To assess the efficacy and safety of a single dose of fosaprepitant (150 mg IV) combined with a 5-HT₃ receptor antagonist and a corticosteroid versus a standard 5-HT₃ receptor antagonist and a corticosteroid for the prevention of chemotherapy-induced nausea and vomiting (CINV)

Patients received fosaprepitant versus placebo with ondansetron plus dexamethasone on day 1. Oral ondansetron and dexamethasone were used. Patients who received fosaprepitant on day 1 received placebo medication on days 2–3, while those in the control group received ondansetron every 12 hours. Rescue medications were allowed at the discretion of the provider.

• N = 1,000   
• MEAN AGE = 59.6 years
• MALES: 40.6% in experimental group, 41.2% in standard group; FEMALES: 59.4% (experimental group), 58.8% (standard group)
• CURRENT TREATMENT: Chemotherapy
• KEY DISEASE CHARACTERISTICS: Multiple malignancies
• OTHER KEY SAMPLE CHARACTERISTICS: Patients who were treatment naïve and receiving moderately emetogenic chemotherapy (MEC)

• SITE: Multi-site   
• SETTING TYPE: Outpatient    
• LOCATION: Conducted at 125 sites across 30 countries

• PHASE OF CARE: Active antitumor treatment
• APPLICATIONS: Elder care, palliative care 

• Randomized, double-blind, placebo-controlled trial

• Nausea and the Functional Living Index-Emesis (FLIE)—the research does not discuss how this was administered.  
• Adverse events were graded according to the Common Terminology Criteria for Adverse Events (CTCAE), version 4.0.
• Events of clinical interest (reactions, thrombophlebitis, infusion-site pain, erythema, and induration) were recorded.

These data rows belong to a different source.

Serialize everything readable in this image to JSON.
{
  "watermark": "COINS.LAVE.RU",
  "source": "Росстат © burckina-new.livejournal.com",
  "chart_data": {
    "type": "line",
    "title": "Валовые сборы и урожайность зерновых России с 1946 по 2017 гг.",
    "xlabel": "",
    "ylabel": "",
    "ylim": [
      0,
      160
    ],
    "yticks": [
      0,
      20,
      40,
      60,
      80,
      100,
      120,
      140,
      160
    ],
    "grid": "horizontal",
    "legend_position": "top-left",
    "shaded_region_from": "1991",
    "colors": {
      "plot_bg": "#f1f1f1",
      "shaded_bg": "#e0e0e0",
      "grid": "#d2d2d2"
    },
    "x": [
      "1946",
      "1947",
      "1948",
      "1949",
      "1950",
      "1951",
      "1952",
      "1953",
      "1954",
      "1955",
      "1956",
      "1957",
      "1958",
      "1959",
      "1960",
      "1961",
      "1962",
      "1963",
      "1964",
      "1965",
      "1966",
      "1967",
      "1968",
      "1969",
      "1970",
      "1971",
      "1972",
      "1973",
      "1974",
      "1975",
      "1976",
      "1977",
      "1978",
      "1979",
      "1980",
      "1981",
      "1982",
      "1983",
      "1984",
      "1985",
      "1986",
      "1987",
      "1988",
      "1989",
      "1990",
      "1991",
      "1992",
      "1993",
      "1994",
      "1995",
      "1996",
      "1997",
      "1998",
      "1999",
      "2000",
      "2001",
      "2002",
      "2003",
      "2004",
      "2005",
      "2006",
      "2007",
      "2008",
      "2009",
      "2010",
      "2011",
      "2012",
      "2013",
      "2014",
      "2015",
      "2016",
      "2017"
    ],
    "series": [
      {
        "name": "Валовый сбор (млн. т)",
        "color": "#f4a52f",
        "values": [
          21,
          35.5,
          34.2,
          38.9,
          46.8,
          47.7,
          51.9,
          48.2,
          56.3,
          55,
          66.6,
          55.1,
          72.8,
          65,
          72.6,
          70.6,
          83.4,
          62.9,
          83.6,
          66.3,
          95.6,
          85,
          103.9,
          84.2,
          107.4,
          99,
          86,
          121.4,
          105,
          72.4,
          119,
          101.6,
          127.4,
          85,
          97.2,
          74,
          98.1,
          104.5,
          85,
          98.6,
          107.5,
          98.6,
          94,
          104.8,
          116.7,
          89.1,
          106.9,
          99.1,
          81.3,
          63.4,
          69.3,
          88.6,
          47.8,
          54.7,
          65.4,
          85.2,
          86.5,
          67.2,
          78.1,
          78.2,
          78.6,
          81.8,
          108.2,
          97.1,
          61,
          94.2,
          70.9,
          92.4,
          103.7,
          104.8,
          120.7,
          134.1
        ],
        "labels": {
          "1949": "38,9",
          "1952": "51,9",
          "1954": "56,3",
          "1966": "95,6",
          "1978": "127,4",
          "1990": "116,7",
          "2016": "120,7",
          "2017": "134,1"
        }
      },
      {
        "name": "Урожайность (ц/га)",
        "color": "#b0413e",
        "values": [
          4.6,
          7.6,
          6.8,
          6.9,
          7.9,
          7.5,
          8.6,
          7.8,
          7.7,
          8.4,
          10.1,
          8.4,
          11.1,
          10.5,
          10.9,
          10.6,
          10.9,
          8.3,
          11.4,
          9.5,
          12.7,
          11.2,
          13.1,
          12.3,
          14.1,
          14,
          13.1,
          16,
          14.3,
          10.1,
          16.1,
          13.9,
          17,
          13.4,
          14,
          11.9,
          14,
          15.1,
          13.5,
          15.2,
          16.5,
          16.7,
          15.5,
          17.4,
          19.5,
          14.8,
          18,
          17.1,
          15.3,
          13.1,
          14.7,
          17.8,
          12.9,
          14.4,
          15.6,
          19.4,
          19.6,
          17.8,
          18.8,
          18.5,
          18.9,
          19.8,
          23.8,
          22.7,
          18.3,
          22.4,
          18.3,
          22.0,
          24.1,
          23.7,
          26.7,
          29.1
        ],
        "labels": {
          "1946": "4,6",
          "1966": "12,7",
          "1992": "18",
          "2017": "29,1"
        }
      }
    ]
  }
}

Complete response (CR) in delayed phase met superiority for the experimental fosaprepitant group versus the control group (p < 0.001) and for the overall phase (p < 0.001). Both regimens had high CR in the acute phase with no significant differences (p = 0.184). Fosaprepitant was superior to the control group for no vomiting in the overall phase (p < 0.001) and delayed phase (p < 0.001), and the time to first vomiting (p < 0.001). Fosaprepitant group had significantly more “no significant nausea” patients than the control group (p = 0.026).

Fosaprepitant demonstrated superior CR overall to oral ondansetron and dexamethasone alone in MEC regimens. These results are similar to results seen in highly emetogenic chemotherapy. Treatment differences of 0.1% in delayed and overall phases are seen to be clinically meaningful for patients.

• Measurement/methods not well described
• How often instruments were completed is unknown.
• Industry supported trial (Merck & Co, Inc.)
• Several authors are either employed, stockholders, and/or paid consultants of Merck & Co.

Fosaprepitant may be safely used in patients receiving MEC. Further study is warranted.